Jeder nahm etwas, von dem er glaubte, dass es ihn in der Nacht wärmen könnte, und sie brachten die Sachen zu den Zelten.
Nachdem sie sich auf die Zelte verteilt hatten, gingen sie gingen früh schlafen.
Im Zelt war es ungemütlich, der Untergrund war hart und es war kalt, niemand machte so recht ein Auge zu und alle ließen sich noch einmal die schrecklichen Ereignisse des Tages durch den Kopf gehen.
Schon sehr früh am Morgen stand Paul auf, es war noch dunkel und er steckte das Feuer wieder an, damit ihm nicht ganz so kalt war, und er setzte sich daran.
Es würde noch eine Weile dauern, bis die wärmende Kraft der beiden Sonnen sich bemerkbar machen würde, und kurze Zeit später kam Brando und setzte sich zu Paul.

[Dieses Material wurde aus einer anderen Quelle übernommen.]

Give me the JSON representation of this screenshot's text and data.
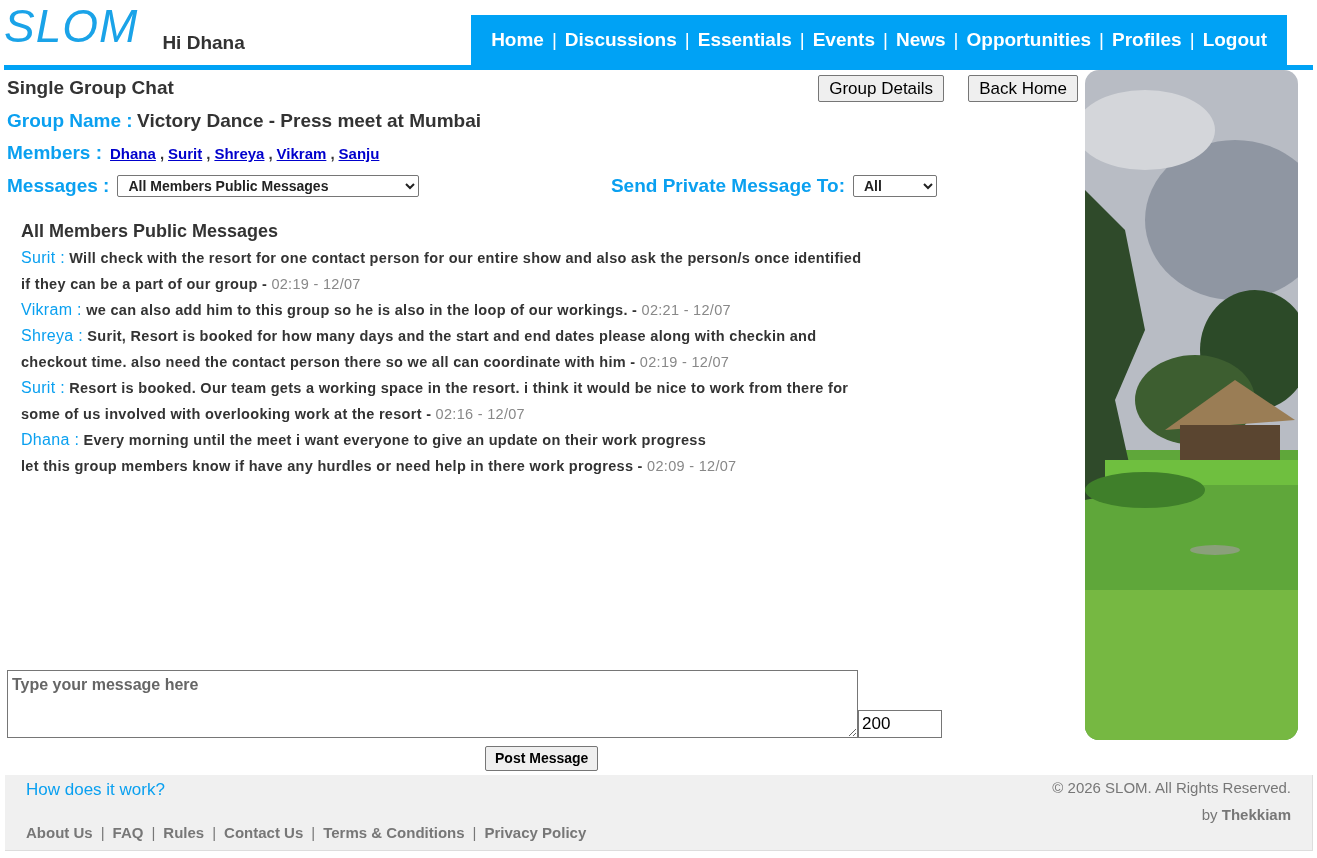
{
  "header": {
    "logo": "SLOM",
    "greeting": "Hi Dhana",
    "nav": [
      {
        "kind": "link",
        "label": "Home"
      },
      {
        "kind": "separator",
        "label": "|"
      },
      {
        "kind": "link",
        "label": "Discussions"
      },
      {
        "kind": "separator",
        "label": "|"
      },
      {
        "kind": "link",
        "label": "Essentials"
      },
      {
        "kind": "separator",
        "label": "|"
      },
      {
        "kind": "link",
        "label": "Events"
      },
      {
        "kind": "separator",
        "label": "|"
      },
      {
        "kind": "link",
        "label": "News"
      },
      {
        "kind": "separator",
        "label": "|"
      },
      {
        "kind": "link",
        "label": "Opportunities"
      },
      {
        "kind": "separator",
        "label": "|"
      },
      {
        "kind": "link",
        "label": "Profiles"
      },
      {
        "kind": "separator",
        "label": "|"
      },
      {
        "kind": "link",
        "label": "Logout"
      }
    ]
  },
  "page_title": "Single Group Chat",
  "buttons": [
    "Group Details",
    "Back Home"
  ],
  "group_name": {
    "label": "Group Name :",
    "value": "Victory Dance - Press meet at Mumbai"
  },
  "members": {
    "label": "Members :",
    "items": [
      {
        "kind": "link",
        "label": "Dhana"
      },
      {
        "kind": "separator",
        "label": ","
      },
      {
        "kind": "link",
        "label": "Surit"
      },
      {
        "kind": "separator",
        "label": ","
      },
      {
        "kind": "link",
        "label": "Shreya"
      },
      {
        "kind": "separator",
        "label": ","
      },
      {
        "kind": "link",
        "label": "Vikram"
      },
      {
        "kind": "separator",
        "label": ","
      },
      {
        "kind": "link",
        "label": "Sanju"
      }
    ]
  },
  "messages_filter": {
    "label": "Messages :",
    "value": "All Members Public Messages"
  },
  "private_to": {
    "label": "Send Private Message To:",
    "value": "All"
  },
  "chat": {
    "heading": "All Members Public Messages",
    "messages": [
      {
        "sender": "Surit :",
        "text": "Will check with the resort for one contact person for our entire show and also ask the person/s once identified if they can be a part of our group -",
        "time": "02:19 - 12/07"
      },
      {
        "sender": "Vikram :",
        "text": "we can also add him to this group so he is also in the loop of our workings. -",
        "time": "02:21 - 12/07"
      },
      {
        "sender": "Shreya :",
        "text": "Surit, Resort is booked for how many days and the start and end dates please along with checkin and checkout time. also need the contact person there so we all can coordinate with him -",
        "time": "02:19 - 12/07"
      },
      {
        "sender": "Surit :",
        "text": "Resort is booked. Our team gets a working space in the resort. i think it would be nice to work from there for some of us involved with overlooking work at the resort -",
        "time": "02:16 - 12/07"
      },
      {
        "sender": "Dhana :",
        "text": "Every morning until the meet i want everyone to give an update on their work progress\nlet this group members know if have any hurdles or need help in there work progress -",
        "time": "02:09 - 12/07"
      }
    ]
  },
  "composer": {
    "placeholder": "Type your message here",
    "counter": "200",
    "button": "Post Message"
  },
  "footer": {
    "help_link": "How does it work?",
    "copyright": "© 2026 SLOM. All Rights Reserved.",
    "credit": "by **Thekkiam**",
    "links": [
      {
        "kind": "link",
        "label": "About Us"
      },
      {
        "kind": "separator",
        "label": "|"
      },
      {
        "kind": "link",
        "label": "FAQ"
      },
      {
        "kind": "separator",
        "label": "|"
      },
      {
        "kind": "link",
        "label": "Rules"
      },
      {
        "kind": "separator",
        "label": "|"
      },
      {
        "kind": "link",
        "label": "Contact Us"
      },
      {
        "kind": "separator",
        "label": "|"
      },
      {
        "kind": "link",
        "label": "Terms & Conditions"
      },
      {
        "kind": "separator",
        "label": "|"
      },
      {
        "kind": "link",
        "label": "Privacy Policy"
      }
    ]
  }
}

„War Dir auch so kalt in dem Zelt?“, fragte er und Paul antwortete:
„Ich habe die ganze Nacht kein Auge zugemacht und immer an Teagan denken müssen!“
Nachdem dann die beiden Sonnen aufgegangen waren, herrschte unmittelbar danach eine sehr angenehme Wärme, und sie zogen ihre wärmenden Sachen wieder aus und machten ein paar Schritte in der Morgenluft, um ihre Glieder wieder an Bewegung zu gewöhnen.
Shirin war inzwischen wie alle anderen auch aufgestanden und setzte einen Topf mit Wasser auf die Feuerstelle, um heißes Wasser für Tee zu bekommen.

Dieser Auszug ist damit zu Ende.